Twelve years ago, the later half of the album was nigh unlistenable. My problems were two-fold. First, my copy was heavily scratched, repeatedly dropped, skipped constantly after “Polly.” Second, I’m not sure I quite understood the point of songs like “Lounge Act” and “Territorial Pissings.” After a few years of Limp Bizkit and Korn, Creed and late-model Pearl Jam, it became easy to lose sight of nuance. I didn’t know what nuance was. I preferred my music nuance free. Gimme convenience or gimme death was my motto, until I figured out what the Dead Kennedy’s actually meant by the phrase.

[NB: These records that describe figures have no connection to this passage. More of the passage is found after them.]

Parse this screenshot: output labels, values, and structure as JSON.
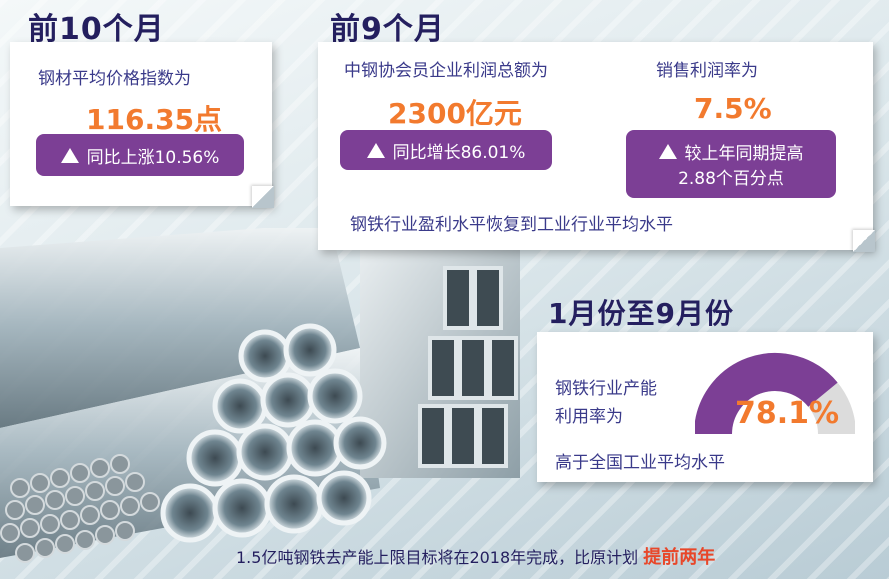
{
  "section1": {
    "heading": "前10个月",
    "label": "钢材平均价格指数为",
    "value": "116.35点",
    "badge": "同比上涨10.56%"
  },
  "section2": {
    "heading": "前9个月",
    "profit_label": "中钢协会员企业利润总额为",
    "profit_value": "2300亿元",
    "profit_badge": "同比增长86.01%",
    "margin_label": "销售利润率为",
    "margin_value": "7.5%",
    "margin_badge_line1": "较上年同期提高",
    "margin_badge_line2": "2.88个百分点",
    "note": "钢铁行业盈利水平恢复到工业行业平均水平"
  },
  "section3": {
    "heading": "1月份至9月份",
    "label_line1": "钢铁行业产能",
    "label_line2": "利用率为",
    "value": "78.1%",
    "gauge_fraction": 0.781,
    "note": "高于全国工业平均水平"
  },
  "footer": {
    "text": "1.5亿吨钢铁去产能上限目标将在2018年完成，比原计划",
    "highlight": "提前两年"
  },
  "colors": {
    "purple": "#7c3f95",
    "orange": "#f27a2e",
    "navy": "#241f5f",
    "gauge_bg": "#dcdcdc"
  }
}
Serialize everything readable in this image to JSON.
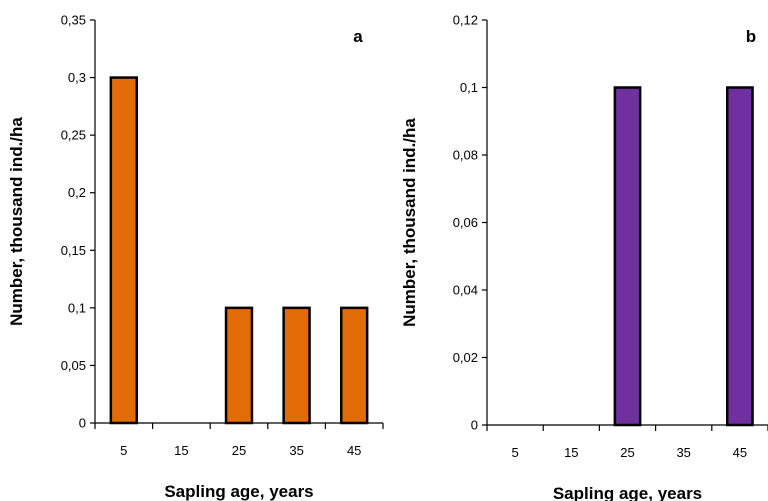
{
  "chart_data": [
    {
      "type": "bar",
      "panel_label": "a",
      "categories": [
        "5",
        "15",
        "25",
        "35",
        "45"
      ],
      "values": [
        0.3,
        0,
        0.1,
        0.1,
        0.1
      ],
      "xlabel": "Sapling age, years",
      "ylabel": "Number, thousand ind./ha",
      "ylim": [
        0,
        0.35
      ],
      "yticks": [
        0,
        0.05,
        0.1,
        0.15,
        0.2,
        0.25,
        0.3,
        0.35
      ],
      "ytick_labels": [
        "0",
        "0,05",
        "0,1",
        "0,15",
        "0,2",
        "0,25",
        "0,3",
        "0,35"
      ],
      "bar_color": "#E36C09",
      "grid": false
    },
    {
      "type": "bar",
      "panel_label": "b",
      "categories": [
        "5",
        "15",
        "25",
        "35",
        "45"
      ],
      "values": [
        0,
        0,
        0.1,
        0,
        0.1
      ],
      "xlabel": "Sapling age, years",
      "ylabel": "Number, thousand ind./ha",
      "ylim": [
        0,
        0.12
      ],
      "yticks": [
        0,
        0.02,
        0.04,
        0.06,
        0.08,
        0.1,
        0.12
      ],
      "ytick_labels": [
        "0",
        "0,02",
        "0,04",
        "0,06",
        "0,08",
        "0,1",
        "0,12"
      ],
      "bar_color": "#7030A0",
      "grid": false
    }
  ]
}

But now, I’m afraid. I’m convinced that the “Territorial Pissings” of my mind sounds better than the “Territorial Pissings” of the regular, deluxe, or super-deluxe issues of Nevermind, and I suppose I’ll be just as happy not pulling my shopworn copy out and playing it on my next car trip as I’d be with navigating the riffs and gouges I memorized ten years ago.

Oddly, I’d rather not go along with the faux-cannonization of Kurt Cobain, baptized by shotgun fire.

I already know his presence is the difference between Nirvana and the Foo Fighters, Nirvana and Creed, Nirvana and Nickelback. I know his music. It is written on my bones. It was my punk rock, once, and I don’t need no corporate suit puppeting its corpse for my benefit. Is this not the sort of attention Cobain was averse to? Wasn’t Nevermind supposed to be the final nail in the super-deluxe coffin for bloat of this nature?

Nevermind Nevermind. I think I’ll listen to In Utero, instead.